A DNS attack is the Internet equivalent of a U-Boat blockade. Vandals overload a server with so many requests that the server shuts down. It is a form of terrorism. It is not how well-meaning adults communicate.

On the radio show, Cowherd portrayed The Big Lead as a site chosen at random, as one of a number of "annoying" blogs that he would take out in the coming weeks. "Wouldn't it be great if we basically gave out every day a Web site – a new, young web site – and just blow it up?"

Cowherd instructed the audience nationally syndicated show to simultaneously visit the site. He closed The Big Lead in 90 seconds and kept it down for 48 hours.

With it went the advertising revenue that The Big Lead would generate over a two day period and the articles occasionally critical of ESPN. With it went any sense of decorum.
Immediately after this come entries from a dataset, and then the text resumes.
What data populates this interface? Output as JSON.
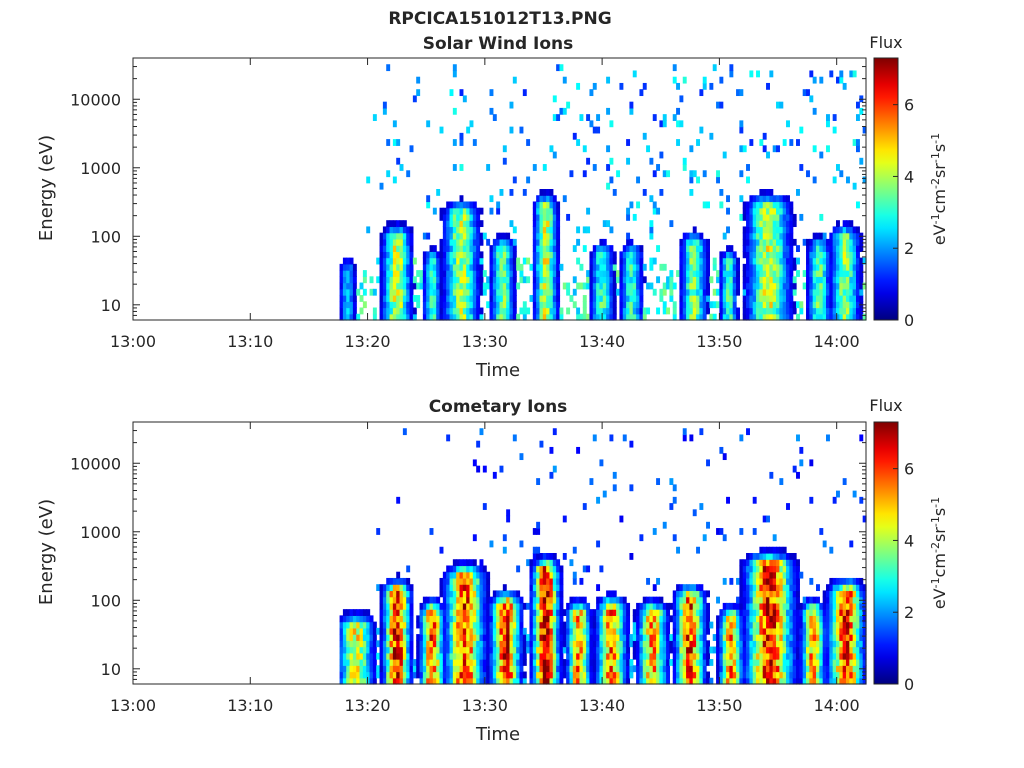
{
  "figure": {
    "title": "RPCICA151012T13.PNG"
  },
  "colormap": {
    "name": "jet",
    "stops": [
      "#00007f",
      "#0000ff",
      "#007fff",
      "#00ffff",
      "#7fff7f",
      "#ffff00",
      "#ff7f00",
      "#ff0000",
      "#7f0000"
    ]
  },
  "chart_data": [
    {
      "type": "heatmap",
      "title": "Solar Wind Ions",
      "xlabel": "Time",
      "ylabel": "Energy (eV)",
      "x_ticks": [
        "13:00",
        "13:10",
        "13:20",
        "13:30",
        "13:40",
        "13:50",
        "14:00"
      ],
      "xlim_minutes": [
        0,
        62.5
      ],
      "yscale": "log",
      "ylim": [
        6,
        40000
      ],
      "y_ticks": [
        10,
        100,
        1000,
        10000
      ],
      "y_tick_labels": [
        "10",
        "100",
        "1000",
        "10000"
      ],
      "colorbar": {
        "label": "Flux",
        "unit": "eV-1cm-2sr-1s-1",
        "range": [
          0,
          7.3
        ],
        "ticks": [
          0,
          2,
          4,
          6
        ]
      },
      "data_start_minute": 17.5,
      "bursts": [
        {
          "minute": 18.3,
          "width": 0.6,
          "peak": 2.2,
          "top_eV": 30
        },
        {
          "minute": 22.5,
          "width": 1.0,
          "peak": 4.2,
          "top_eV": 90
        },
        {
          "minute": 25.5,
          "width": 0.6,
          "peak": 3.2,
          "top_eV": 40
        },
        {
          "minute": 28.0,
          "width": 1.2,
          "peak": 4.0,
          "top_eV": 200
        },
        {
          "minute": 31.5,
          "width": 0.8,
          "peak": 3.6,
          "top_eV": 60
        },
        {
          "minute": 35.2,
          "width": 0.8,
          "peak": 4.2,
          "top_eV": 250
        },
        {
          "minute": 40.0,
          "width": 0.8,
          "peak": 3.2,
          "top_eV": 50
        },
        {
          "minute": 42.5,
          "width": 0.8,
          "peak": 3.0,
          "top_eV": 50
        },
        {
          "minute": 47.8,
          "width": 0.9,
          "peak": 3.6,
          "top_eV": 70
        },
        {
          "minute": 50.8,
          "width": 0.6,
          "peak": 3.2,
          "top_eV": 40
        },
        {
          "minute": 54.2,
          "width": 1.5,
          "peak": 4.2,
          "top_eV": 250
        },
        {
          "minute": 58.5,
          "width": 0.8,
          "peak": 3.4,
          "top_eV": 60
        },
        {
          "minute": 60.7,
          "width": 1.0,
          "peak": 3.8,
          "top_eV": 90
        }
      ],
      "background": {
        "level": 2.5,
        "density": 0.075,
        "start_minute": 20,
        "max_eV": 30000
      }
    },
    {
      "type": "heatmap",
      "title": "Cometary Ions",
      "xlabel": "Time",
      "ylabel": "Energy (eV)",
      "x_ticks": [
        "13:00",
        "13:10",
        "13:20",
        "13:30",
        "13:40",
        "13:50",
        "14:00"
      ],
      "xlim_minutes": [
        0,
        62.5
      ],
      "yscale": "log",
      "ylim": [
        6,
        40000
      ],
      "y_ticks": [
        10,
        100,
        1000,
        10000
      ],
      "y_tick_labels": [
        "10",
        "100",
        "1000",
        "10000"
      ],
      "colorbar": {
        "label": "Flux",
        "unit": "eV-1cm-2sr-1s-1",
        "range": [
          0,
          7.3
        ],
        "ticks": [
          0,
          2,
          4,
          6
        ]
      },
      "data_start_minute": 17.5,
      "bursts": [
        {
          "minute": 19.0,
          "width": 1.2,
          "peak": 4.5,
          "top_eV": 40
        },
        {
          "minute": 22.5,
          "width": 0.9,
          "peak": 6.5,
          "top_eV": 120
        },
        {
          "minute": 25.5,
          "width": 0.8,
          "peak": 5.8,
          "top_eV": 60
        },
        {
          "minute": 28.3,
          "width": 1.3,
          "peak": 6.0,
          "top_eV": 200
        },
        {
          "minute": 31.8,
          "width": 1.0,
          "peak": 6.3,
          "top_eV": 80
        },
        {
          "minute": 35.2,
          "width": 0.9,
          "peak": 6.8,
          "top_eV": 250
        },
        {
          "minute": 38.0,
          "width": 0.8,
          "peak": 5.3,
          "top_eV": 60
        },
        {
          "minute": 40.8,
          "width": 1.0,
          "peak": 5.5,
          "top_eV": 70
        },
        {
          "minute": 44.3,
          "width": 1.0,
          "peak": 5.2,
          "top_eV": 60
        },
        {
          "minute": 47.5,
          "width": 1.0,
          "peak": 6.0,
          "top_eV": 100
        },
        {
          "minute": 51.0,
          "width": 0.8,
          "peak": 5.3,
          "top_eV": 50
        },
        {
          "minute": 54.3,
          "width": 1.6,
          "peak": 6.3,
          "top_eV": 300
        },
        {
          "minute": 58.0,
          "width": 0.8,
          "peak": 5.3,
          "top_eV": 60
        },
        {
          "minute": 60.8,
          "width": 1.2,
          "peak": 6.0,
          "top_eV": 120
        }
      ],
      "background": {
        "level": 1.7,
        "density": 0.045,
        "start_minute": 20,
        "max_eV": 30000
      }
    }
  ]
}
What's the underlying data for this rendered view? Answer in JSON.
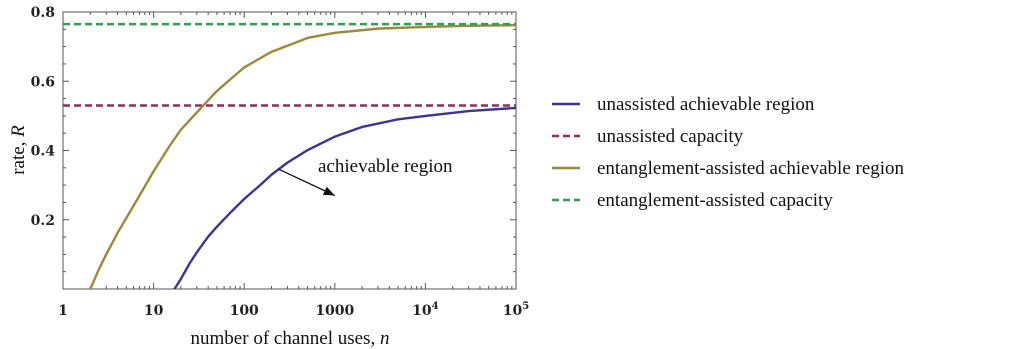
{
  "chart_data": {
    "type": "line",
    "xlabel": "number of channel uses, ",
    "xlabel_var": "n",
    "ylabel": "rate, ",
    "ylabel_var": "R",
    "x_scale": "log",
    "xlim": [
      1,
      100000
    ],
    "ylim": [
      0,
      0.8
    ],
    "x_ticks": [
      {
        "value": 1,
        "label": "1"
      },
      {
        "value": 10,
        "label": "10"
      },
      {
        "value": 100,
        "label": "100"
      },
      {
        "value": 1000,
        "label": "1000"
      },
      {
        "value": 10000,
        "label": "10",
        "sup": "4"
      },
      {
        "value": 100000,
        "label": "10",
        "sup": "5"
      }
    ],
    "y_ticks": [
      {
        "value": 0.2,
        "label": "0.2"
      },
      {
        "value": 0.4,
        "label": "0.4"
      },
      {
        "value": 0.6,
        "label": "0.6"
      },
      {
        "value": 0.8,
        "label": "0.8"
      }
    ],
    "annotation": {
      "text": "achievable region",
      "arrow_from": [
        300,
        0.355
      ],
      "arrow_to": [
        1000,
        0.27
      ]
    },
    "legend_position": "right",
    "series": [
      {
        "name": "unassisted achievable region",
        "color": "#3b3494",
        "style": "solid",
        "x": [
          17,
          20,
          25,
          30,
          40,
          50,
          70,
          100,
          150,
          200,
          300,
          500,
          700,
          1000,
          2000,
          5000,
          10000,
          30000,
          100000
        ],
        "y": [
          0.0,
          0.029,
          0.074,
          0.106,
          0.151,
          0.18,
          0.22,
          0.26,
          0.3,
          0.33,
          0.365,
          0.401,
          0.42,
          0.44,
          0.468,
          0.49,
          0.5,
          0.514,
          0.523
        ]
      },
      {
        "name": "unassisted capacity",
        "color": "#8c2d64",
        "style": "dashed",
        "x": [
          1,
          100000
        ],
        "y": [
          0.53,
          0.53
        ]
      },
      {
        "name": "entanglement-assisted achievable region",
        "color": "#9a8a3c",
        "style": "solid",
        "x": [
          2,
          2.5,
          3,
          4,
          5,
          7,
          10,
          15,
          20,
          30,
          50,
          100,
          200,
          500,
          1000,
          3000,
          10000,
          30000,
          100000
        ],
        "y": [
          0.0,
          0.058,
          0.1,
          0.162,
          0.205,
          0.27,
          0.34,
          0.413,
          0.46,
          0.51,
          0.572,
          0.64,
          0.685,
          0.725,
          0.74,
          0.752,
          0.757,
          0.76,
          0.762
        ]
      },
      {
        "name": "entanglement-assisted capacity",
        "color": "#2e9e4f",
        "style": "dashed",
        "x": [
          1,
          100000
        ],
        "y": [
          0.765,
          0.765
        ]
      }
    ]
  }
}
The Godzilla of sports media had torn apart a kitten of competitors.

The radio show made clear that Cowherd knew at least some of the effects of what he was doing. He commented to his in studio team of co-hosts that overspending a Web site's bandwidth causes an owner to pay more in monthly bandwidth fees.

"Don't you find this a bit amateurish?" asks a co-host.

"Yes I do," responds Cowherd. "But I'm having a great time."

ESPN Ombudsman Le Anne Schreiber wrote in her column today that ESPN had instituted a "zero-tolerance policy" against radio personnel using the airwaves to hinder other businesses in the future. They didn't have a policy until now, because no one had conceived that a Collin Cowherd would overstep the boundaries so far.

Though the goal was to remove something annoying, Cowherd has only succeeded in generating more annoyances. Now it won't just be the blogs scrutinizing his every move, but also his bosses.

The Herd with Colin Cowherd can be heard weekdays from 9am to 12pm on WCLB.